Heat notebook

Fashion choices of Miami Heat’s LeBron James come under fire

LeBron James wore a red sweater decorated with floral images and birds for his postgame news conference after the Heat's win over the Bucks on April 21, 2013.
LeBron James wore a red sweater decorated with floral images and birds for his postgame news conference after the Heat's win over the Bucks on April 21, 2013.
By Luisa Yanez / Miami Herald Staff


Last year it was the hipster glasses. This time around, it appears LeBron James is trying to make another postseason fashion statement.

For his postgame news conference after Sunday’s victory against the Bucks, James wore a red sweater decorated with floral images and birds. As expected, Twitter immediately exploded with jokes and wisecracks about James’ choice of attire.

“It had a little Hawaiian theme to it,” Dwyane Wade said. “But I liked the whole getup — the combination. It was … bravo. I give him two thumbs up on his outfit last night.”

James’ sweater seemed like a nod to Russell Westbrook, the guard for the Oklahoma City Thunder who has championed the thrift store style for some time. Westbrook took his look to a new level on for his postgame news conference Sunday when he wore a sleeveless leather top to the dais.

Wade, of course, is always one of the NBA’s most fashionably dressed stars.

“Fashion is … you can wear anything,” Wade said. “You can wear a leather coat in Miami. It doesn’t matter. [James] only had it on for a couple minutes, so it was just about the look.”

Heat reserve Shane Battier, slightly more fashionably conservative than the Heat’s stars, didn’t approve of James’ wardrobe choice, reminding reporters that sweaters are meant to be worn in autumn. Battier has described his style as “suburban-dad hot.”

“Shane and fashion … we can’t really take Shane’s advice when it comes to fashion,” Wade said. “He doesn’t get a say-so.”

Slowing Jennings

Limiting the Bucks’ fearless backcourt will be a point of emphasis for the Heat’s defense in Game 2 on Tuesday. Milwaukee guards Brandon Jennings and Monta Ellis combined for 48 points in Game 1.

“You have to start with them,” Heat coach Erik Spoelstra said. “They’re so dynamic off the dribble. The more comfort and the more times they’re able to get into the paint, the more the other guys get involved. But it’s a whole lot easier said than done. They’re both lightning quick.”

After his torrid first half Sunday, Jennings was limited to eight points in the final two quarters. Ellis, who had 22 points, finished strong, going 6 of 10 from the field in the second half for 13 points.

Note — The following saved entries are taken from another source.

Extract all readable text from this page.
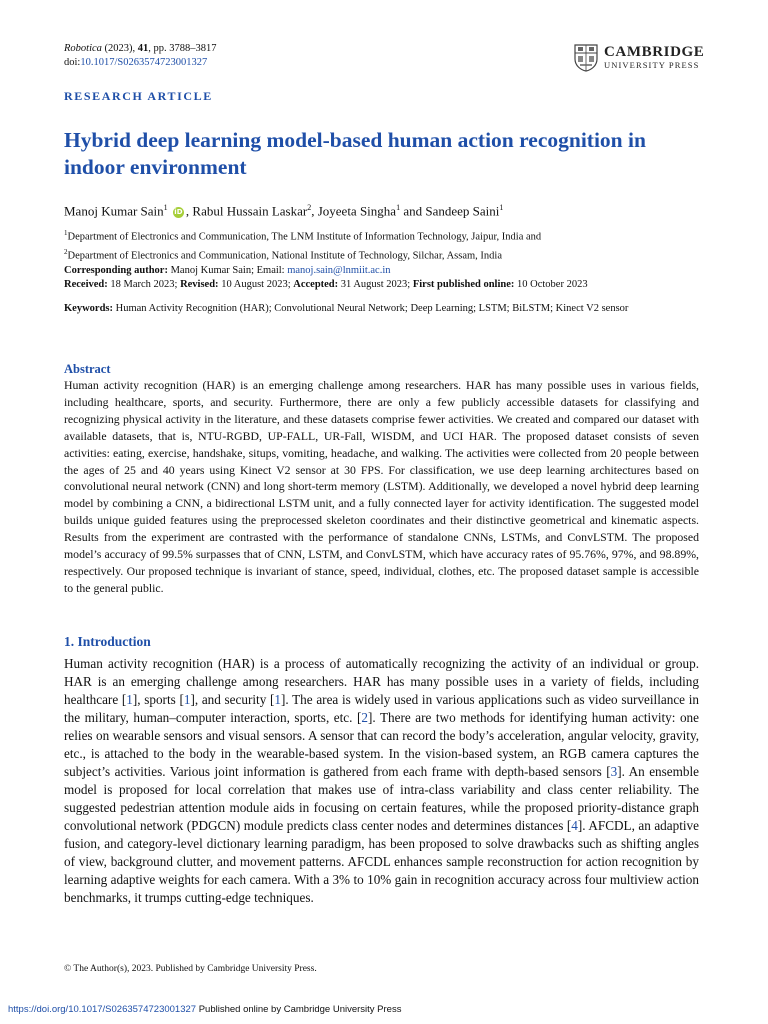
Robotica (2023), 41, pp. 3788–3817
doi:10.1017/S0263574723001327
CAMBRIDGE
UNIVERSITY PRESS
RESEARCH ARTICLE
Hybrid deep learning model-based human action recognition in indoor environment
Manoj Kumar Sain$^1$ iD , Rabul Hussain Laskar$^2$, Joyeeta Singha$^1$ and Sandeep Saini$^1$
$^1$Department of Electronics and Communication, The LNM Institute of Information Technology, Jaipur, India and
$^2$Department of Electronics and Communication, National Institute of Technology, Silchar, Assam, India
Corresponding author: Manoj Kumar Sain; Email: manoj.sain@lnmiit.ac.in
Received: 18 March 2023; Revised: 10 August 2023; Accepted: 31 August 2023; First published online: 10 October 2023
Keywords: Human Activity Recognition (HAR); Convolutional Neural Network; Deep Learning; LSTM; BiLSTM; Kinect V2 sensor
Abstract

Human activity recognition (HAR) is an emerging challenge among researchers. HAR has many possible uses in various fields, including healthcare, sports, and security. Furthermore, there are only a few publicly accessible datasets for classifying and recognizing physical activity in the literature, and these datasets comprise fewer activities. We created and compared our dataset with available datasets, that is, NTU-RGBD, UP-FALL, UR-Fall, WISDM, and UCI HAR. The proposed dataset consists of seven activities: eating, exercise, handshake, situps, vomiting, headache, and walking. The activities were collected from 20 people between the ages of 25 and 40 years using Kinect V2 sensor at 30 FPS. For classification, we use deep learning architectures based on convolutional neural network (CNN) and long short-term memory (LSTM). Additionally, we developed a novel hybrid deep learning model by combining a CNN, a bidirectional LSTM unit, and a fully connected layer for activity identification. The suggested model builds unique guided features using the preprocessed skeleton coordinates and their distinctive geometrical and kinematic aspects. Results from the experiment are contrasted with the performance of standalone CNNs, LSTMs, and ConvLSTM. The proposed model’s accuracy of 99.5% surpasses that of CNN, LSTM, and ConvLSTM, which have accuracy rates of 95.76%, 97%, and 98.89%, respectively. Our proposed technique is invariant of stance, speed, individual, clothes, etc. The proposed dataset sample is accessible to the general public.

1. Introduction

Human activity recognition (HAR) is a process of automatically recognizing the activity of an individual or group. HAR is an emerging challenge among researchers. HAR has many possible uses in a variety of fields, including healthcare [1], sports [1], and security [1]. The area is widely used in various applications such as video surveillance in the military, human–computer interaction, sports, etc. [2]. There are two methods for identifying human activity: one relies on wearable sensors and visual sensors. A sensor that can record the body’s acceleration, angular velocity, gravity, etc., is attached to the body in the wearable-based system. In the vision-based system, an RGB camera captures the subject’s activities. Various joint information is gathered from each frame with depth-based sensors [3]. An ensemble model is proposed for local correlation that makes use of intra-class variability and class center reliability. The suggested pedestrian attention module aids in focusing on certain features, while the proposed priority-distance graph convolutional network (PDGCN) module predicts class center nodes and determines distances [4]. AFCDL, an adaptive fusion, and category-level dictionary learning paradigm, has been proposed to solve drawbacks such as shifting angles of view, background clutter, and movement patterns. AFCDL enhances sample reconstruction for action recognition by learning adaptive weights for each camera. With a 3% to 10% gain in recognition accuracy across four multiview action benchmarks, it trumps cutting-edge techniques.

© The Author(s), 2023. Published by Cambridge University Press.
https://doi.org/10.1017/S0263574723001327 Published online by Cambridge University Press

Jennings used a continuous stream of pick and rolls to generate offense, and Ellis did much of his damage with long two-pointers. The Bucks’ nine other players combined to score 39 points.

An injured wrist appeared to limit Milwaukee forward Ersan Ilyasova, who scored two points on 1-for-7 shooting from the field. Reserve sharpshooter J.J. Redick was 1 of 6 from the field.

Fan favorite

Chris Andersen, who made his postseason debut for the Heat on Sunday, is quickly turning into a favorite among Heat fans, who celebrated Andersen’s dunks during Game 1 by flapping their arms. Andersen’s nickname is “Birdman.”

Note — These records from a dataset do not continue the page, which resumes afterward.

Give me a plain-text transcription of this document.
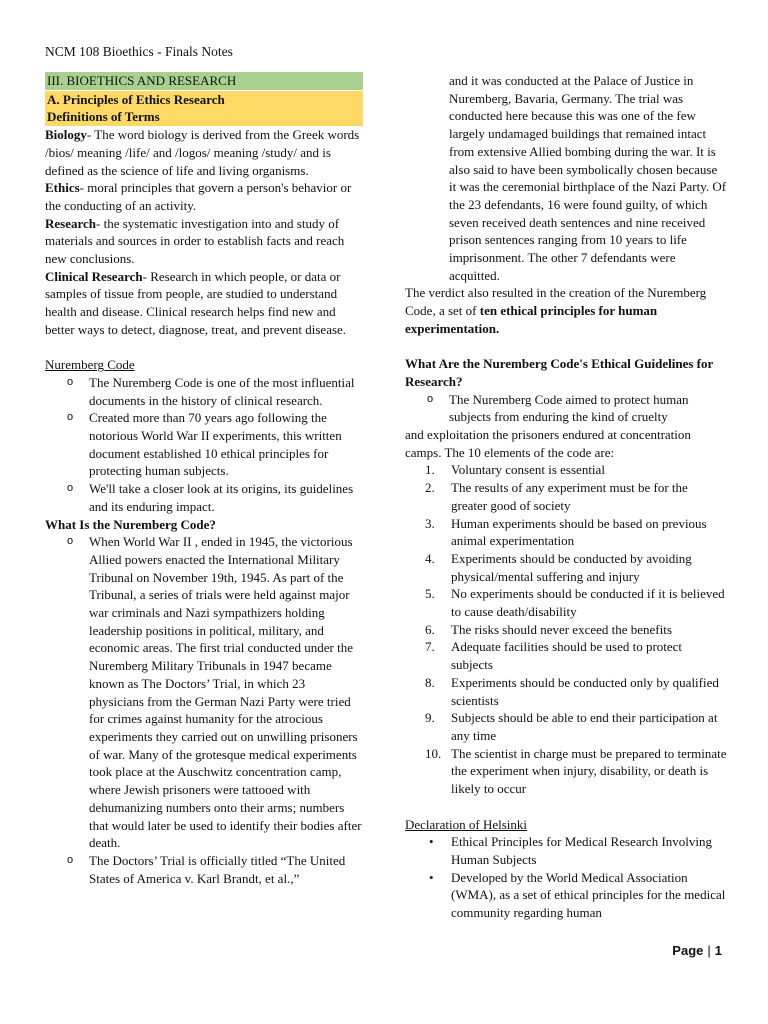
NCM 108 Bioethics - Finals Notes

III. BIOETHICS AND RESEARCH

A. Principles of Ethics Research

Definitions of Terms

Biology- The word biology is derived from the Greek words /bios/ meaning /life/ and /logos/ meaning /study/ and is defined as the science of life and living organisms.

Ethics- moral principles that govern a person's behavior or the conducting of an activity.

Research- the systematic investigation into and study of materials and sources in order to establish facts and reach new conclusions.

Clinical Research- Research in which people, or data or samples of tissue from people, are studied to understand health and disease. Clinical research helps find new and better ways to detect, diagnose, treat, and prevent disease.

Nuremberg Code

o The Nuremberg Code is one of the most influential documents in the history of clinical research.
o Created more than 70 years ago following the notorious World War II experiments, this written document established 10 ethical principles for protecting human subjects.
o We'll take a closer look at its origins, its guidelines and its enduring impact.

What Is the Nuremberg Code?

o When World War II , ended in 1945, the victorious Allied powers enacted the International Military Tribunal on November 19th, 1945. As part of the Tribunal, a series of trials were held against major war criminals and Nazi sympathizers holding leadership positions in political, military, and economic areas. The first trial conducted under the Nuremberg Military Tribunals in 1947 became known as The Doctors’ Trial, in which 23 physicians from the German Nazi Party were tried for crimes against humanity for the atrocious experiments they carried out on unwilling prisoners of war. Many of the grotesque medical experiments took place at the Auschwitz concentration camp, where Jewish prisoners were tattooed with dehumanizing numbers onto their arms; numbers that would later be used to identify their bodies after death.
o The Doctors’ Trial is officially titled “The United States of America v. Karl Brandt, et al.,”

and it was conducted at the Palace of Justice in Nuremberg, Bavaria, Germany. The trial was conducted here because this was one of the few largely undamaged buildings that remained intact from extensive Allied bombing during the war. It is also said to have been symbolically chosen because it was the ceremonial birthplace of the Nazi Party. Of the 23 defendants, 16 were found guilty, of which seven received death sentences and nine received prison sentences ranging from 10 years to life imprisonment. The other 7 defendants were acquitted.

The verdict also resulted in the creation of the Nuremberg Code, a set of ten ethical principles for human experimentation.

What Are the Nuremberg Code's Ethical Guidelines for Research?

o The Nuremberg Code aimed to protect human subjects from enduring the kind of cruelty

and exploitation the prisoners endured at concentration camps. The 10 elements of the code are:

1. Voluntary consent is essential
2. The results of any experiment must be for the greater good of society
3. Human experiments should be based on previous animal experimentation
4. Experiments should be conducted by avoiding physical/mental suffering and injury
5. No experiments should be conducted if it is believed to cause death/disability
6. The risks should never exceed the benefits
7. Adequate facilities should be used to protect subjects
8. Experiments should be conducted only by qualified scientists
9. Subjects should be able to end their participation at any time
10. The scientist in charge must be prepared to terminate the experiment when injury, disability, or death is likely to occur

Declaration of Helsinki

• Ethical Principles for Medical Research Involving Human Subjects
• Developed by the World Medical Association (WMA), as a set of ethical principles for the medical community regarding human
Page | 1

“He has an impact every single time he plays,” Spoelstra said. “You love to see the fans show gratitude and reward him for that effort because the overwhelming majority of Chris’ plays do not show up on a boxscore — the same with Udonis Haslem and Shane Battier.

“But without them it’s tough because they make so many winning plays, and that’s what it’s about. We’re grateful to have him. I think he’s grateful to be a part of this situation, and right now it fits.”